La bufera più forte per Dina è stata però l’accusa di concorso esterno per la quale fu indagato nel 2009 e da cui uscì con un’archiviazione e dunque totalmente pulito. Nel 2013, invece, è stato condannato in appello dalla Corte dei Conti ad un maxi risarcimento (insieme ad altri 16 politici) per il cosiddetto “scandalo Sise”, ossia l’assunzione senza alcun bando pubblico di 1200 persone nel Sise, una partecipata della Croce Rossa e convenzionata con la Regione, e nel Ciapi, noto ente di formazione. Insomma, un uomo chiacchierato che però è riuscito a passare indenne da molte inchieste, almeno fino al momento in cui, qualche giorno fa, sono scattati gli arresti domiciliari. Il suo nome, peraltro, fu uno di quelli che più venne rinfacciato a Crocetta (e al Pd), il giorno dopo l’alleanza con l’Udc. L’attuale presidente della Regione, uno dei simboli dell’antimafia siciliana, rispose che Dina, al momento della sua candidatura nella coalizione Crocetta, aveva presentato “un certificato che attestava il suo proscioglimento”.

Una sorta di principio della legalità burocratica, in base al quale basta una certificazione a cancellare qualsiasi remora o dubbio, a sconsigliare una certa attenzione e sensibilità rispetto a chi si presenta nelle liste elettorali, soprattutto se all’interno della propria coalizione. Renzi e Crocetta non hanno avuto nulla da ridire su un personaggio che, ancora una volta, è finito dentro a un’inchiesta con un’accusa pesantissima. Lo hanno accettato nella propria coalizione (a un potente catalizzatore di voti si perdona tutto…) senza imbarazzo, senza un minimo sospetto sulla trasparenza di un rappresentante politico che non smette mai di riempirsi di ombre. L’ultima è quella del voto di scambio, un virus ineliminabile della cultura italiana. Cosa diranno adesso i creduloni del “certificato di proscioglimento”? Cosa diranno quelli che oggi, in altre regioni, continuano a dare ruoli e spazio agli impresentabili? Sicuramente risponderanno che ci vogliono le condanne definitive per bloccare una candidatura.
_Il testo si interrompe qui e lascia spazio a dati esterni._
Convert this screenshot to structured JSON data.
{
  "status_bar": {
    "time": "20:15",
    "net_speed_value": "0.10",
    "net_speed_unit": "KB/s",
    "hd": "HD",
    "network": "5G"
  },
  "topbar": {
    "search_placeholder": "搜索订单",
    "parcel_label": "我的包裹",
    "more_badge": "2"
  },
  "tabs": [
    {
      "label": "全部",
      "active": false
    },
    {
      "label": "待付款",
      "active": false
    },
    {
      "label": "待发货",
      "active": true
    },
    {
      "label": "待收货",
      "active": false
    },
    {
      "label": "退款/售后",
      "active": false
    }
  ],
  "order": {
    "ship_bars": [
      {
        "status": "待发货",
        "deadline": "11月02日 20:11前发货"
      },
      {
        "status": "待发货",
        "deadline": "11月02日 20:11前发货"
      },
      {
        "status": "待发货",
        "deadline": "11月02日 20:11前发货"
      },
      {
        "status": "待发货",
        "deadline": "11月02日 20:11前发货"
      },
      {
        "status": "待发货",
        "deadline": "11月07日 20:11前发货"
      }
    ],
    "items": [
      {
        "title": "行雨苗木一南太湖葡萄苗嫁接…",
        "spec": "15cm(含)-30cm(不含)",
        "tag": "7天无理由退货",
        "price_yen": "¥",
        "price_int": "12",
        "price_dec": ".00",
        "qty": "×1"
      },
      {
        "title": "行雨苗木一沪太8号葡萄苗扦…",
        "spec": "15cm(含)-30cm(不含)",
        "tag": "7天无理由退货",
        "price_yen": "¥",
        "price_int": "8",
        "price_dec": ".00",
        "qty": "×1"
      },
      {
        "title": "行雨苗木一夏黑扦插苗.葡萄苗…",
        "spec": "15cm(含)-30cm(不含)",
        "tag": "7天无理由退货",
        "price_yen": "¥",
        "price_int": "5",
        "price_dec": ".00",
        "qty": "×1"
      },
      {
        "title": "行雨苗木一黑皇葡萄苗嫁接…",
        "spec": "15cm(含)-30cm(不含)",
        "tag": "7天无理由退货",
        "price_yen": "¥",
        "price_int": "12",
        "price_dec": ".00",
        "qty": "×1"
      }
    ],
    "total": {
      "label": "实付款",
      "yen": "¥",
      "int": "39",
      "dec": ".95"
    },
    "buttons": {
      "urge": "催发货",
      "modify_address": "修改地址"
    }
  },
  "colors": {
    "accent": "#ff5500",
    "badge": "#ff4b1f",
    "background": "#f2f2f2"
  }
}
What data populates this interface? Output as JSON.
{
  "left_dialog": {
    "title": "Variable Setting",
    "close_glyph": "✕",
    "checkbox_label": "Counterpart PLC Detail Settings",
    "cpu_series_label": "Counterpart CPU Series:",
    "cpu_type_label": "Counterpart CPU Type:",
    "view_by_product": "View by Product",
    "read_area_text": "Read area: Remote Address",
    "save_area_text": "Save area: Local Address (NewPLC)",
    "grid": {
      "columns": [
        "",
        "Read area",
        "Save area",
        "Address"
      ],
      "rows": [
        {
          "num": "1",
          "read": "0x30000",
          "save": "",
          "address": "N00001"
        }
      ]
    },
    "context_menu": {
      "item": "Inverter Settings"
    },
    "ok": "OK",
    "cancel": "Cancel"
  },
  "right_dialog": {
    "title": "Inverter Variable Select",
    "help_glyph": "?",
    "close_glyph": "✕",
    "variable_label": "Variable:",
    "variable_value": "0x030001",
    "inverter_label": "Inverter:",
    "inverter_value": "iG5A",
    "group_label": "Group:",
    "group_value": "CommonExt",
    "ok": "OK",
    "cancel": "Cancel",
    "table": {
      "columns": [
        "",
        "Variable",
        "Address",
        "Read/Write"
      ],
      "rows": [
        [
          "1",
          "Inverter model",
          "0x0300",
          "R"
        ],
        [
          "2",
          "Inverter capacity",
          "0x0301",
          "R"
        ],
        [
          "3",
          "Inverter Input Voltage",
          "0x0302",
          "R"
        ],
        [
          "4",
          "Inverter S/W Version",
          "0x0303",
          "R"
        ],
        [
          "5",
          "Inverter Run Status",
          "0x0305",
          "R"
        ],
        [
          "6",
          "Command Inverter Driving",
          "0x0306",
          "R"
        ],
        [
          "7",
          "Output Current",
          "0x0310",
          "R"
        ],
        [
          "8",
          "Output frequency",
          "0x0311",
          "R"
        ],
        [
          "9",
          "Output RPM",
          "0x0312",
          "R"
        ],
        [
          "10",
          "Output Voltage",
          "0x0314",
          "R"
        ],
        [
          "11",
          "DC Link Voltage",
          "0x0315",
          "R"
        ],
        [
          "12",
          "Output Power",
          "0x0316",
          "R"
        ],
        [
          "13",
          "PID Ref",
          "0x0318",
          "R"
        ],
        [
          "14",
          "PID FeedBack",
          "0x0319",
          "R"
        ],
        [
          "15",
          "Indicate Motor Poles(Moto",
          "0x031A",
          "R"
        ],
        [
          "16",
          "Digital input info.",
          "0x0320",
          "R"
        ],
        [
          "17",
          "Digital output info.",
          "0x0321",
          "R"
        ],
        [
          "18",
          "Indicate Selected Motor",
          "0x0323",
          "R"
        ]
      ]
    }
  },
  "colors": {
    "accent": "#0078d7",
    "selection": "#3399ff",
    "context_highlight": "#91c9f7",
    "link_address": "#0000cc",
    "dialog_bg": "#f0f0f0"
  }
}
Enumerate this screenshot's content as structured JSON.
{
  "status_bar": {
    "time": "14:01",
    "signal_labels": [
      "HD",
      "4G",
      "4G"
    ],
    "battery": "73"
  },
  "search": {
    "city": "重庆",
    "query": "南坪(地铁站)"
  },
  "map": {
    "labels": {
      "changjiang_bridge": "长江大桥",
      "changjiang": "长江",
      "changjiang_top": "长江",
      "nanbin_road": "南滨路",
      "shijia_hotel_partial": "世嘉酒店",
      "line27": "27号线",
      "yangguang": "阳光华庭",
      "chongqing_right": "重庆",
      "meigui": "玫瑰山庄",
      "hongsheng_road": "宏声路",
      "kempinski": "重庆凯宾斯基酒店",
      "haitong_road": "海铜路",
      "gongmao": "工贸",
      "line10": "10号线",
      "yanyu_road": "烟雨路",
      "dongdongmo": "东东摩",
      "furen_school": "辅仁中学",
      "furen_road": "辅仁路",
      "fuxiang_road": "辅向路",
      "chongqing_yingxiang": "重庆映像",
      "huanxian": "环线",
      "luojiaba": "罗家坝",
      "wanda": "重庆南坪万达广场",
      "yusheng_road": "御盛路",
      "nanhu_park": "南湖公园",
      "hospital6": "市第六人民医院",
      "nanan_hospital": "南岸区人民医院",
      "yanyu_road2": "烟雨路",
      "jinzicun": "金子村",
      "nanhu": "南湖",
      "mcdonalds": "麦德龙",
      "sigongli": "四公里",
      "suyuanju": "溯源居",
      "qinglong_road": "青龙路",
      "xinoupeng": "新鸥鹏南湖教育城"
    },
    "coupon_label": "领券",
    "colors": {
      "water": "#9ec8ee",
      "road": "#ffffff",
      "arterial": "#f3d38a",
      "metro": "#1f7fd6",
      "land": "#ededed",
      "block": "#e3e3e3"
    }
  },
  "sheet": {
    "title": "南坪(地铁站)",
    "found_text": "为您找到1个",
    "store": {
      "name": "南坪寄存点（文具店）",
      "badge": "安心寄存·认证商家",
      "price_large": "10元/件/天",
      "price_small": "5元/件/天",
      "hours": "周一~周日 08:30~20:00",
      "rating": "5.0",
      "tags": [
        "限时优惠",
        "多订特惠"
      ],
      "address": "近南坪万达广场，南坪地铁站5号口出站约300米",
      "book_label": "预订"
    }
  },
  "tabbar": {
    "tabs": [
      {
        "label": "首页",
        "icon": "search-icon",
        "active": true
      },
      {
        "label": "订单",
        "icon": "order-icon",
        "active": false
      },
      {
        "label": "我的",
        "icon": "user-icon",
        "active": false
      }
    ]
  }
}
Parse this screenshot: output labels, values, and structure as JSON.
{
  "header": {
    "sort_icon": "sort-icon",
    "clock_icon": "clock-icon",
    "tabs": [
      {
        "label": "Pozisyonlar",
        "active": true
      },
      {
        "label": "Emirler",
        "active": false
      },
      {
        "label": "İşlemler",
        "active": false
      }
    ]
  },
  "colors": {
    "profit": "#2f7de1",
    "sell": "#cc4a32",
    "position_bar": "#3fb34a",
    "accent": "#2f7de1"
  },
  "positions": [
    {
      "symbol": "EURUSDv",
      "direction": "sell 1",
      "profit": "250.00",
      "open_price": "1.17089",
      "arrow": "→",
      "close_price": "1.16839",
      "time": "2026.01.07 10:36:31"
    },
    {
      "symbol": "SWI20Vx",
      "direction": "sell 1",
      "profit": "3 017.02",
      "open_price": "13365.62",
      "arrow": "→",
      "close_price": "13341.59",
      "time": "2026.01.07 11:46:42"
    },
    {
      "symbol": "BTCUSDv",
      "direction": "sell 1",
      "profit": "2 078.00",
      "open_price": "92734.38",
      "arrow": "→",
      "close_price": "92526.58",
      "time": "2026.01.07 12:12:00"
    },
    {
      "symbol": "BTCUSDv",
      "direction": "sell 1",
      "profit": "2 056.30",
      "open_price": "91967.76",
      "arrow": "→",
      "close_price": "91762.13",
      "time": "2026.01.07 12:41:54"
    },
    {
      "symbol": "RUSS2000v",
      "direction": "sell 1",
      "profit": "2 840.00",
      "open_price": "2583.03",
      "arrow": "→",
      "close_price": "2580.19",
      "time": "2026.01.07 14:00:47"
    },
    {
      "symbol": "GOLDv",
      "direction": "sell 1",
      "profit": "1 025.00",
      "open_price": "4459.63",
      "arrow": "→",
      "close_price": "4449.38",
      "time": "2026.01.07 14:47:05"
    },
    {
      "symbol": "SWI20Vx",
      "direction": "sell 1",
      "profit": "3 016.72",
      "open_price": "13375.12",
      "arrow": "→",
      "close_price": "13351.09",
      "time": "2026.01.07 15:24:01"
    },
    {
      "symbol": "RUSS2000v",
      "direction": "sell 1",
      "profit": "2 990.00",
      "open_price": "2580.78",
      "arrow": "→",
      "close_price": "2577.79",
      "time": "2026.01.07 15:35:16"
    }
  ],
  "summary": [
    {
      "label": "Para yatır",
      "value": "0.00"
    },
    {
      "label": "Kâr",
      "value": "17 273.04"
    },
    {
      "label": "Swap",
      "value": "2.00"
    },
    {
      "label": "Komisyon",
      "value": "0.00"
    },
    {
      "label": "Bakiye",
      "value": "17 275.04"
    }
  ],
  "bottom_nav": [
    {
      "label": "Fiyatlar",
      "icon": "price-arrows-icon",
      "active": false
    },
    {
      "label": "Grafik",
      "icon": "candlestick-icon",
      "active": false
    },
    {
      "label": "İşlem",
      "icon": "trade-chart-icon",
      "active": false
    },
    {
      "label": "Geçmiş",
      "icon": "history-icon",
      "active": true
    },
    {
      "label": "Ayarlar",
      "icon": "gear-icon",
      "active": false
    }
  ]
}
Ma abbiamo davvero bisogno di affidare alle sentenze giudiziarie la nostra morale e la buona politica? Non bastano i capi di accusa gravi e i fortissimi dubbi per chiudere le porte a certe candidature? Al di là del garantismo, della presunzione di innocenza e dei tre gradi di giudizio, non sarebbe meglio, quando si tratta di ruoli politici e di scranni istituzionali, essere più prudenti e non allearsi con chiunque, al di là della fedina penale? Le risposte sono tutte lì, nella debole complicità di una politica che, per la conquista e la detenzione del potere, è disposta ad abbassarsi, far passare la piena, e ricominciare come se niente fosse, con gli stessi identici schemi e vizi. Con i soliti miserabili sistemi e i soliti indecenti recidivi.